Набравшись смелости, счастья, я не удержался и… поцеловал в темноте спящую женщину.
Поцеловал сладостную, тёплую темноту, и замер, в блаженно трепете закрыв глаза, ожидая в любой миг, как мне даст пощёчину — ночь.
Но ничего не случилось. Женщина спала. Спала и ночь.
Я стал наглым. Нежно-наглым.
Мне нечего было терять… потому как, я уже был на грани, задумываясь о самоубийстве.
В сумерках, ставших соучастниках моей дерзости, я приложился щекой и губами, к милым ногам женщины, и, закрыв глаза, пролежал так всю ночь, ожидая в любой миг, наказания, и даже когда я заснул, мне приснился рай: я лежу в темноте рядом с женщиной и хозяином моим, прижавшись к её милым ногам, губами.
Это было полнолуние моего сна: о большем и не могло мечтать моё робкое сердце.
Я был мог так пролежать много дней, недель, пока не умер бы истощённый, но бесконечно счастливый, ощущая под своими губами, милые ноги женщины.
Утром, я проснулся раньше всех.
Опустился с постели на пол, и… с рабской преданностью счастья, чуточку прищуренного от счастья, припал к милым, карим носочкам спящей женщины и поцеловал их долгим поцелуем.

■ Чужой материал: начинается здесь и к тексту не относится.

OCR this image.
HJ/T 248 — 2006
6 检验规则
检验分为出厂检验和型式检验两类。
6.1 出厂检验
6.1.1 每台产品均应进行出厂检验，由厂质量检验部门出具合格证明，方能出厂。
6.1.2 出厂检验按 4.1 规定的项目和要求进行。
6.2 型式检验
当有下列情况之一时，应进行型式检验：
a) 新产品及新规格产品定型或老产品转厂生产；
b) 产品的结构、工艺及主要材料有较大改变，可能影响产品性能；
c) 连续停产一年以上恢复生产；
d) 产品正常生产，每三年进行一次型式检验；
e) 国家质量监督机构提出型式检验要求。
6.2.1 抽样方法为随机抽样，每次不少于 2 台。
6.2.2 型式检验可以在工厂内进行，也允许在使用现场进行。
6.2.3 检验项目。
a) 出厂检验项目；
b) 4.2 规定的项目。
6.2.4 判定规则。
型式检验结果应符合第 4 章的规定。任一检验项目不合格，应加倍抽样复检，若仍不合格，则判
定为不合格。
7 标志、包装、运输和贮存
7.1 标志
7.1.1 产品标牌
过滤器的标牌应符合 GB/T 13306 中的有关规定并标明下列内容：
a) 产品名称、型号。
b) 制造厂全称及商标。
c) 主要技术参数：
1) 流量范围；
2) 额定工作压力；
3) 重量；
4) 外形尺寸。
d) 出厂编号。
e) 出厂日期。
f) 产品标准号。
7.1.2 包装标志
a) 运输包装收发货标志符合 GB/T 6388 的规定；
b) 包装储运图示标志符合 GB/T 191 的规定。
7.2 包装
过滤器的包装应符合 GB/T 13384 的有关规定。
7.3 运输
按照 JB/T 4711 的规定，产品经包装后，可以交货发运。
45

Этим же утром, хозяин сказал, что моя прекрасная незнакомка, переезжает, и я её больше никогда не увижу.
Это было ударом для меня.
А ведь я даже не видел её лица. Я видел и целовал лишь её милые ножки, носочки её, похожие на опавшую, карюю листву.
Если бы я увидел её, всю ( ах, так должно быть видят любимую, в раю! всю, целиком, от её воспоминаний детства, всё её счастье и горе, надежды и тайные наслаждения!), то умер бы от счастья.
Но возможно, мой хозяин заколдовал её и она превратилась… в книгу на его полочке?
Может, все его книги.. это заколдованные женщины?
Хочется всё же думать, что настоящий волшебник, не он, а я.
И не только потому, что у меня маленький шрамик на лбу, изящные очки и в детстве, при странных обстоятельствах, у меня умер папа.
Я однажды расколдую женщину на его полочке.
А возможно, и себя, и тогда я стану снова красивым, а не сгорбленным карликом, уродцем и мучеником существования.
Пожалуй, стоит открыть моё настоящее имя.
Добби — меня называет лишь мой хозяин, тот, кого я не могу называть.
Но моё настоящее имя, которое я бережно храню, как надежду моей судьбы — Мизинец.
Возможно, во мне есть итальянская кровь: Сицилиец, Венецианец…

картинка laonov

Комментарии


А его собутыльники, или, как он их называет — друзья по волшебству: Гермиона, Тодд..( т.е. — Луна, рыжеватый и дурашливый клён), стоят за окном, как озорные дети, прижавшись к окну, смазанными, как на фотографии счастья, рожицами, и ждут его

Мило) Луна, клён и мотивы ГП)

Добби — меня называет лишь мой хозяин, тот, кого я не могу называть.
Но моё настоящее имя, которое я бережно храню, как надежду моей судьбы — Мизинец.

А, вот оно что... хорошо ты зашифровал :)
Обаятельная история) Спасибо, Саш)


Это всё арлекинская натура моей души, Ник, и желание отдохнуть, улыбнуться.
Просто я сейчас потихоньку пишу рецензию, вот и нежно отвлёкся)
Да и славно было, посреди гротеска и сюра истории, дать мелодию чистой и неожиданной нежности, реальности, тоски по женщине, перед которой на миг погас весь морок и сюр.